When Yelena and I were at Columbia together, I had no idea she was such a big deal. Seven years later (gasp!), I know Yelena is a really big deal. And now she’s the “Admissions Guru,” New York’s application essay whisperer who will shape, mold, and prod words into beautiful perfection and take a ton of stress out of the super stressful admissions process while she’s at it. My chat with Yelena:

 

Hannah: What inspired you to start The Admissions Guru?

Yelena: My one claim to fame happened when I was 17-years-old. (I peaked early). My college admissions essay beat out 40,000+ submissions to win a $100,000 essay contest run by Campbell’s Soup. That one essay paid for Columbia University—and helped me find my calling. In my Russian-Jewish immigrant shtetl within San Francisco, I became the unofficial admissions guru and offered free editing and counseling to family & friends. Ten years of professional writing & editing later, I decided to expand my services into a national business.

Hannah: What makes a great (admissions) essay?

Yelena: Something totally real and unpretentious.
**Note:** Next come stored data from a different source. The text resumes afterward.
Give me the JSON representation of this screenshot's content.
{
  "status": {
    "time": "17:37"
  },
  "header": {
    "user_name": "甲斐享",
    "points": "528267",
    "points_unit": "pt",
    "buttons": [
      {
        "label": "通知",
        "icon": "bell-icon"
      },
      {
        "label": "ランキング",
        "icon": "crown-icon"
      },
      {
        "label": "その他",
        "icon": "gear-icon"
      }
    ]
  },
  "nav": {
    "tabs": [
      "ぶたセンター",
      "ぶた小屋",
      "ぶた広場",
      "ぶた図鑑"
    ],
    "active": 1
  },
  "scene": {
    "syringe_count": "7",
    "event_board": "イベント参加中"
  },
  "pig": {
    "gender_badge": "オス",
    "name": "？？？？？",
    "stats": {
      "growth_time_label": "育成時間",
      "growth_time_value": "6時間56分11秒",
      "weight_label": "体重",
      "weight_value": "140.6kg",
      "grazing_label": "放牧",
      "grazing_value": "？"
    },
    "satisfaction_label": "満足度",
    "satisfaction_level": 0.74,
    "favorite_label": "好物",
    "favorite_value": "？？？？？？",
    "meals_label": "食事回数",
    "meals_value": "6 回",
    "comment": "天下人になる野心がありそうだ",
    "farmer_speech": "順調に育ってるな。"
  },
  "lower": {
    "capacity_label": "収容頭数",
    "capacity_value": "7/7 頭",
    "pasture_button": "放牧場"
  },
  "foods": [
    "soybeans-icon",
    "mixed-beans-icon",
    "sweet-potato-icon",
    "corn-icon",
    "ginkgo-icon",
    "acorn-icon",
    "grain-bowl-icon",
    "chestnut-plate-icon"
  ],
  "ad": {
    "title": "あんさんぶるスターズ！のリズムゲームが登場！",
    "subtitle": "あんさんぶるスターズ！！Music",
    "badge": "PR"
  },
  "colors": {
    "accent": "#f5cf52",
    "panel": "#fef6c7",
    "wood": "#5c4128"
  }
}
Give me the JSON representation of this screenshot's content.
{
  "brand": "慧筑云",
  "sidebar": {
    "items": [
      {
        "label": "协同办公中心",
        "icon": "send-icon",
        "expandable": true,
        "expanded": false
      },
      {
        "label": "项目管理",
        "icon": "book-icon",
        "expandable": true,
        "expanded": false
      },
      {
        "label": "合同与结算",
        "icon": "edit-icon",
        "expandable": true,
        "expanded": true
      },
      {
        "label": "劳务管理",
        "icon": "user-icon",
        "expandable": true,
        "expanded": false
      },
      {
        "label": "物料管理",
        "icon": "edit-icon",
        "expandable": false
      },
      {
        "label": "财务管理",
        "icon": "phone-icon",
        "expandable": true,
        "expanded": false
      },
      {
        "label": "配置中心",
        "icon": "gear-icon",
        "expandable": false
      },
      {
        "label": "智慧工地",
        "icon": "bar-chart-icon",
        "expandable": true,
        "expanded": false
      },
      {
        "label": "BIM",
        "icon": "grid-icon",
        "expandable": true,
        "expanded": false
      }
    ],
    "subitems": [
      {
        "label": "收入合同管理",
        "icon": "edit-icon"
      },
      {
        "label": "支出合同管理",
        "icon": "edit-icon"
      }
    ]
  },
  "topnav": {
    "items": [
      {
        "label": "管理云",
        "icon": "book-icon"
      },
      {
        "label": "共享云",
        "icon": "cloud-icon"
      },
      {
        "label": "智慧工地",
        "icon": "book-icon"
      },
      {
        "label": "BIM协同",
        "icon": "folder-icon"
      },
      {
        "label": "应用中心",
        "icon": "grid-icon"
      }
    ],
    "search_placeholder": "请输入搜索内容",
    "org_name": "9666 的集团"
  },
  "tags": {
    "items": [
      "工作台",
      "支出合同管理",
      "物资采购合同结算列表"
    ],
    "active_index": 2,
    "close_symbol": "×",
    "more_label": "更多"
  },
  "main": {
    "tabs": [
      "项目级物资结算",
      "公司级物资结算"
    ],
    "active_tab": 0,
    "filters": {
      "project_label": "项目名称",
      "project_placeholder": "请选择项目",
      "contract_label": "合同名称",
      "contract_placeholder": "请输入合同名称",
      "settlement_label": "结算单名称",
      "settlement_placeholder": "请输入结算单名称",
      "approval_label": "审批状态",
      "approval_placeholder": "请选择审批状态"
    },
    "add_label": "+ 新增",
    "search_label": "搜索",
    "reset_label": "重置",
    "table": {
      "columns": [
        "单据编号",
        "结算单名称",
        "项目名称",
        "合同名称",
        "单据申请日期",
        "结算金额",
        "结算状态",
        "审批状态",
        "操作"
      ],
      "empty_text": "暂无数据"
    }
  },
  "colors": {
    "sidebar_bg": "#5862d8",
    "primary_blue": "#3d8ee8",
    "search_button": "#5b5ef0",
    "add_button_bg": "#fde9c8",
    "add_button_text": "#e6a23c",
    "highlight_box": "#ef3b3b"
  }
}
Admissions officers want to get know the real you apart from a dizzying algorithm of numbers, extracurricular hours, and GPAs. Give them a slice of life that reveals who you are instead of something fake that you think sounds good. I wrote about cooking with my grandma—so simple it’s almost cliche. But I used that anecdote to explore my immigrant identity and show what I’ve overcome.

Hannah: Why pro bono? Tell us about your buy one/give one program.

Yelena: For every paid essay I edit, I donate one free to an under-served student. When I was in high school, I couldn’t afford to pay for tutoring, so I sympathize with determined kids who are at a disadvantage compared to their wealthier counterparts. I recognize that private services like mine tend to exacerbate the poverty and class divide, so this is my tiny way of helping bridge that gap.

Hannah: What advantages and challenges do NYC applicants have in the application process?

Yelena: I feel for NYC kids. Could there be any more competition? It sometimes feels like that word was invented here. Services like mine even exist for getting kids into nursery school! There are plenty of perks, though, like growing up in such a diverse, multicultural city full of unique opportunities to develop and find yourself. Kids here grow up fast and that maturity is reflected in their applications. And in terms of education and internships, there’s nowhere better.

Hannah: What’s your favorite part of the application process?

Yelena: Helping a student discover his or her voice and tell his or her story. Even non-writers get inspired and empowered.

Hannah: What’s the most painful?

Yelena: Watching students make common mistakes, like treating the admissions essay as an academic paper and coming off as stiff and fake. Or writing it like a second resume by listing every single bragging point instead of choosing one passion to focus on and digging into why that made them who they are today.

Hannah: Should we all freak out about getting in?

Yelena: I hope not! My mission is to take the stress out of the process by being your personalized coach. I remember how freaked out I was senior year and how much pressure I felt to get in. I still cringe when I think about it. I literally banished the TV from my room because I couldn’t afford any distractions. (I have a major early 2000’s culture gap to this day). And because more people are applying to college than ever before, it’s gotten even harder and more stressful. It’s a terrible thing students have to go through.

Hannah: Final words of essay wisdom?

Yelena: One of my favorite resources for this topic is former admissions officer Harry Bauld and his book On Writing the College Application Essay. My English teacher Mr. Poirier had a quote from the book posted on our classroom wall that said, “Write Now. Revise Later.” I live by that mantra to this day. Believe it or not, even professional writers have writer’s block. More than you think. The coolest thing about the writing process is that once we let our judgy subconscious take a breather, something miraculous happens on the page. But it takes time to get there. No matter how good or bad of a writer you think you are, start early. Most students go through multiple drafts before finding the right topic or hitting the right tone. Starting the summer before senior year, for example, gives you time to figure that out sans nervous breakdown.